November 16, 2009, 4:01 PM — The challenges of information growth are well documented today. In fact, we are at a point where information costs are automatically factored into in all areas of a typical IT budget. Copies of all types of information are everywhere. While organizations express the desire to "do more with less" and maximize efficiencies, storage requirements continue to grow across the data center and within remote offices. From primary storage for applications and virtual machines, to the storage required for backup and disaster recovery, fragmented islands of information develop - often each with its own separate tools, operations and service requirements.
Needless to say, this is creating a fundamental shift in the way organizations manage information. As organizations realize that yesterday’s tape-based approach is proving too cumbersome in today’s world, more companies are turning to disk and deduplication technologies in order to facilitate faster backups, reduce primary storage, and replace tape shipping for better disaster recovery.
In the real world, the adoption of disk and deduplication has been evolutionary, but not necessarily revolutionary.
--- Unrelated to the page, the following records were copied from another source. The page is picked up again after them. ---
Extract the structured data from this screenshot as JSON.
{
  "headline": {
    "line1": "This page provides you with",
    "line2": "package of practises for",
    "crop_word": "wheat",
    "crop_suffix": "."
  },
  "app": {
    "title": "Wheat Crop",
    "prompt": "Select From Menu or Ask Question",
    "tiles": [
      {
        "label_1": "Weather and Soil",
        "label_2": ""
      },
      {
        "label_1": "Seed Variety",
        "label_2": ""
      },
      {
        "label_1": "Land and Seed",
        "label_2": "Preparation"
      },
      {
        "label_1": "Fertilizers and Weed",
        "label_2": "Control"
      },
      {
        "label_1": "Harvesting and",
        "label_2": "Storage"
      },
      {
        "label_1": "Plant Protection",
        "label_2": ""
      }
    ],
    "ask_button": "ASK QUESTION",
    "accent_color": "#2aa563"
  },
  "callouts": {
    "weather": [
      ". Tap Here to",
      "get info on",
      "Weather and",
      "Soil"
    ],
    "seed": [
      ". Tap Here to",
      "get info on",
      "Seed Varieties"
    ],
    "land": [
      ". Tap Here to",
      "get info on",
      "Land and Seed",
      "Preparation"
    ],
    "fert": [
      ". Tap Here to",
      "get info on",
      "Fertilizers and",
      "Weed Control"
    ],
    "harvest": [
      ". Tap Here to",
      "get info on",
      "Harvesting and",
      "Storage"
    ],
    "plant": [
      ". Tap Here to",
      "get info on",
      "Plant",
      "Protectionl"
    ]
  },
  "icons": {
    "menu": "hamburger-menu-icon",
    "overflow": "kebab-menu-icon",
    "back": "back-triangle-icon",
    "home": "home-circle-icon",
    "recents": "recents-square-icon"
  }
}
From virtual tape libraries and disk staging to target-based dedupe appliances, many organizations have learned that adding disk and deduplication to the current tape backup environment can greatly improve the overall performance for the top 10 percent of their tier-one workloads. But how should organizations handle the bigger challenges of information management across the vast amounts of structured and unstructured data that exists across their IT infrastructure?
By only applying deduplication at the tail-end of the process, multiple copies of the exact same information will continue to exist and grow on primary storage (e.g. email and file servers). This storage problem causes serious capacity management challenges anywhere large amounts of information exists. The bottom line is, if it takes up space, it costs money.
Deduplication Everywhere
Instead of applying deduplication in one place, users should consider deduplication everywhere. In order to maximize efficiency, consider the possibility of leveraging deduplication in an integrated fashion across backup and archiving applications – as well as storage. By deduplicating data right at the source of creation, organizations can focus on tackling the real problem of data reduction everywhere information resides.
For example, one commercial construction company faced the growing challenge of how to manage business critical information on 180 servers located at 45 remote sites around the United States. Backups conducted in remote locations were typically 100GB to 200GB per server and it took nearly 12 hours for each server to be replicated back to a central data center. By moving to disk-based deduplication across their remote offices, the company saw replicated data reduce to 10GB to 15GB and the backup window shrunk as they were able to reduce the amount redundant of data being moved by over 90 percent.
The question is no longer whether or not to dedupe, but how deduplication should be deployed and what is best for the IT environment?
In reality, deduplication is not about a single technology, it’s about selecting the right approach. This is why a number of storage vendors are working together in order to give organizations much greater flexibility in their dedupe options. By providing an interface between archiving and backup software and advanced disk-based storage appliances, organizations can now leverage an integrated platform that not only supports both source and target-based dedupe, but is also easy to manage.
Integrated deduplication within backup and archiving applications can provide unified data protection, from the remote office/branch office to the data center, and including both disk and tape, physical and virtual environments. From remote offices to the data center, these next-generation software solutions offer comprehensive protection and a single console for the management of all backup and recovery operations. Centralized management provides integrated data archiving, migration, and retention capabilities that address regulations for governance and compliance. Additionally, advanced reporting on backup and recovery operations enables service-level management of all protected data in the enterprise.
Organizations often choose this approach because deduplication is integrated into their existing backup and recovery application, giving them the ability to build a more customized solution.